In a concurrent interview, DS 1 was asked to describe the system for ensuring PHF's are held at safe food temperatures. She stated that refrigerator temperatures are checked twice daily, at 5 am and 8 pm. She further stated that if the temperatures were elevated, a work order for plant operations would be generated. The surveyor asked DS 1 if food temperatures were ever taken. DS 1 replied they were not. DS 1 also acknowledged that the refrigerator temperatures were taken first thing in the morning, after being closed all night, as well as at the end of the day, at which time the units would likely have been closed for several hours. Concurrent review of the monthly refrigerator log, dated June 2010, noted that both the 5 am and 8 pm refrigerator temperatures were documented as 38?F. There was no documentation that the effectiveness of the refrigeration units was obtained while they were in use.

In an interview on 6/29/10 at 1:20 pm with Infection Control Practitioner 5, the surveyor asked how the department ensured safe food handling practices. He stated that quarterly rounds were done in the department that reviewed cleanliness, sanitation, refrigerator food temperature logs and expiration dates. He acknowledged that these rounds did not include food holding temperatures.

b. In the dry storage area there were 2 cases of protein supplements that were stored in individual bottles. In a concurrent interview, DS 1 stated that the items were utilized for patients who had abdominal surgery. It was also noted that while the items were labeled with a lot number, the bottle had no manufacturing or expiration date. DS 1 acknowledged that she had not noticed that there was no expiration date. She also stated that there was no dietary policy with respect to the item.

In a follow up interview on 6/29/10 at 3:30 pm, Hospital Management Staff 4 stated that the hospital contacted the manufacturer of the product. He stated that the manufacturer was able to determine the production date by the lot number. He further stated that the product was stable for up to 18 months after production. He also stated that the hospital did not have a system to monitor the production date of these supplements.
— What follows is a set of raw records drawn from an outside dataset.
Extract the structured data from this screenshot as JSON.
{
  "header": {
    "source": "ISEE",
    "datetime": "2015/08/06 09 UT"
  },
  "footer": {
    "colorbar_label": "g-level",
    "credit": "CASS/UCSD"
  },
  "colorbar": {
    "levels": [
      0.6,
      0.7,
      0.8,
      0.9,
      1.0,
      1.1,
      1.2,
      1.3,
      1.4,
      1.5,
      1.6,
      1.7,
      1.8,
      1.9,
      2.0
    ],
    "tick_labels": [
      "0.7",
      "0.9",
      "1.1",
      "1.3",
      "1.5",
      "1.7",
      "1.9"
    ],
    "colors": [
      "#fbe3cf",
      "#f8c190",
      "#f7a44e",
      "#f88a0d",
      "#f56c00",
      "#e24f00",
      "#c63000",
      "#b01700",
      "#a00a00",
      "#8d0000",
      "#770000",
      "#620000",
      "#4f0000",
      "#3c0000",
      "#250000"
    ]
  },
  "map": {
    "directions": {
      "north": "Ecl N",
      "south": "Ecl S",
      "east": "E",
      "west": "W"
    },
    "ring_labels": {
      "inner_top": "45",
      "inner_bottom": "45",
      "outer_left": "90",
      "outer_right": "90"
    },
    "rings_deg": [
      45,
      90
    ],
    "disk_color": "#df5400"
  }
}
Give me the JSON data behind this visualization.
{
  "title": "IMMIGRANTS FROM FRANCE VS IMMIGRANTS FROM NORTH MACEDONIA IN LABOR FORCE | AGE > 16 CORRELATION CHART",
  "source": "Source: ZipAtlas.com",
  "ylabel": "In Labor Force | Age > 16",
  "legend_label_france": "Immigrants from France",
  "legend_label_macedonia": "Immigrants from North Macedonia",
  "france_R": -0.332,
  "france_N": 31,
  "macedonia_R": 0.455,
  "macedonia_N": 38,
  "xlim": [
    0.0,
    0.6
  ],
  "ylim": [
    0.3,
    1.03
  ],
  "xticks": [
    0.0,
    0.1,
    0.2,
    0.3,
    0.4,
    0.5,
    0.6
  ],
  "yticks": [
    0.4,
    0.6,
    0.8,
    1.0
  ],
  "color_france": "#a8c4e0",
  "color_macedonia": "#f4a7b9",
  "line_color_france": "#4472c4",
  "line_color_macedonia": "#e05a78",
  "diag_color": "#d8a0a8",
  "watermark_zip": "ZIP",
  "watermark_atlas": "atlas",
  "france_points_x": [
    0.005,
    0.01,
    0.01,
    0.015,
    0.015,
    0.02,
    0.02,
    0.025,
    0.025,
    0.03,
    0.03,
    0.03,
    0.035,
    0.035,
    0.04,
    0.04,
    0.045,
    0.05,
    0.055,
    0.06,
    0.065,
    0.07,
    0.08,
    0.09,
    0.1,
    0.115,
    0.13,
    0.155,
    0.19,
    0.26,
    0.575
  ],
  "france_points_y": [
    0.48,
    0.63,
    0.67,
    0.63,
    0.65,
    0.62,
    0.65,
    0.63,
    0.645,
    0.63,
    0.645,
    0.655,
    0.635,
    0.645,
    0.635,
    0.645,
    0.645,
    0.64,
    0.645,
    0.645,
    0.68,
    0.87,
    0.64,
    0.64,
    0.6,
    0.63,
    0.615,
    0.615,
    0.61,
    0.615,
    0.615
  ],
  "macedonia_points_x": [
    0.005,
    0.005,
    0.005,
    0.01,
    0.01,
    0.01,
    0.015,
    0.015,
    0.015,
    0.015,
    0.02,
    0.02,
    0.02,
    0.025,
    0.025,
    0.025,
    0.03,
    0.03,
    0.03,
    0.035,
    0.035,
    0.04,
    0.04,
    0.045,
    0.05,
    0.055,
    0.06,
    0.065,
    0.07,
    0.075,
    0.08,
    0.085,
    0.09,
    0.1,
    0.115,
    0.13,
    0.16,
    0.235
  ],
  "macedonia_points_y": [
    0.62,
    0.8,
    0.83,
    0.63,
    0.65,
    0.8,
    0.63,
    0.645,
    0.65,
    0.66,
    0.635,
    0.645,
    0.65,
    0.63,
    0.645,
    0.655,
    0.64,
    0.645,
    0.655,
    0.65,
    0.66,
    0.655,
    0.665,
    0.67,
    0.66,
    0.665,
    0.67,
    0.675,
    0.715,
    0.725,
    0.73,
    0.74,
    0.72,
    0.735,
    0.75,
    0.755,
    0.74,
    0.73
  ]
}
c. During environmental review of the lobby cafe area it was noted that several sections of the countertop had worn and broken surfaces, exposing the wood underneath. In a concurrent interview, DS 2 stated that the cafe currently did not have any pending work orders for repairs. He also acknowledged that he had not noticed the compromised area.

The standard of practice would be to ensure that surfaces in a food establishment be smooth, durable and easily cleanable (Food Code, 2009).